Hereford & Worcester

Preferred route chosen for Hereford's western bypass

Aerial view of Hereford with proposed routes Image copyright Herefordshire Council
Image caption The proposed route is one of seven announced earlier this year

A preferred route has been chosen for the controversial Hereford western bypass.

Herefordshire Council officers have recommended the £129m 'red route' which would cross Kings Acre Road near the Bay Horse Inn.

Five houses will need to be demolished to make way for the road and a further four may have their gardens reduced.

The council's cabinet member for infrastructure said the bypass is "key to promoting growth".
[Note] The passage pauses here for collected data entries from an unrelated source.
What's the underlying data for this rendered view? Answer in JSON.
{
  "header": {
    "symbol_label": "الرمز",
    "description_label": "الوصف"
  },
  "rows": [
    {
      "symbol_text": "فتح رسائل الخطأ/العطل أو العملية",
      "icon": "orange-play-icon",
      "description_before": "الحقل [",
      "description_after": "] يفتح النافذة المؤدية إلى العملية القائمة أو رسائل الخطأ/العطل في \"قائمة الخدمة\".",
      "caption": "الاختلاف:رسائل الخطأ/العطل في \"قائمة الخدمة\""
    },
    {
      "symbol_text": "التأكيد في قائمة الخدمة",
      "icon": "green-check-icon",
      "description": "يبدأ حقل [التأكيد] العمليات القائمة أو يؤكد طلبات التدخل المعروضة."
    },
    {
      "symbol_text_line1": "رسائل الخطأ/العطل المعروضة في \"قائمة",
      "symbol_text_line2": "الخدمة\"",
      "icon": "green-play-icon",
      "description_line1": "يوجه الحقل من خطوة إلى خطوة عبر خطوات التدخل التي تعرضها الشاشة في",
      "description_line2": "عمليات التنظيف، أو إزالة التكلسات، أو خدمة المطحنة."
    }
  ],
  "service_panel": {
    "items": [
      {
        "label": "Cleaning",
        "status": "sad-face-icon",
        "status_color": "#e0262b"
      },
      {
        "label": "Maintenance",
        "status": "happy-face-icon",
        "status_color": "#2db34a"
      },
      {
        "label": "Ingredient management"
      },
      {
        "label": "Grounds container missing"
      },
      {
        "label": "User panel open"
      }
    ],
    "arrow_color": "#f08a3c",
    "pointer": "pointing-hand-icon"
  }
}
The proposed route is one of seven announced earlier this year and would travel between Warham Farm and Warham House and cross the River Wye close to Dorchester Way in Belmont, linking Rotherwas with the A49 north of the city.

Image copyright Herefordshire Council
Image caption Herefordshire Council has chosen the red route as its preferred option for the western bypass

Resident Margaret Andrews said she was only informed by letter three hours before the announcement that her house may be demolished.

She said it was "absolutely devastating" to find out.

'More beneficial route'

Some councillors also raised concerns, with Independent group leader, Councillor Bob Matthews, claiming the red route was totally unacceptable due to its closeness to the Grade II listed Belmont Abbey.

He added: "There is a far more cost-effective and beneficial route to the east of the city which is preferred and strongly supported by local business people."

But Councillor Philip Price, cabinet member for infrastructure, said technical work showed the red route is more appropriate than the alternatives because of "environmental factors and minimising the impact on people".

"The bypass will be key to promoting growth and active travel in South Wye and across the city," he added.

The Hereford Transport Package, which includes the proposed routes, will be considered by the council's cabinet on 27 July.

Work could start next year, or in 2020, with the bypass opening in 2022.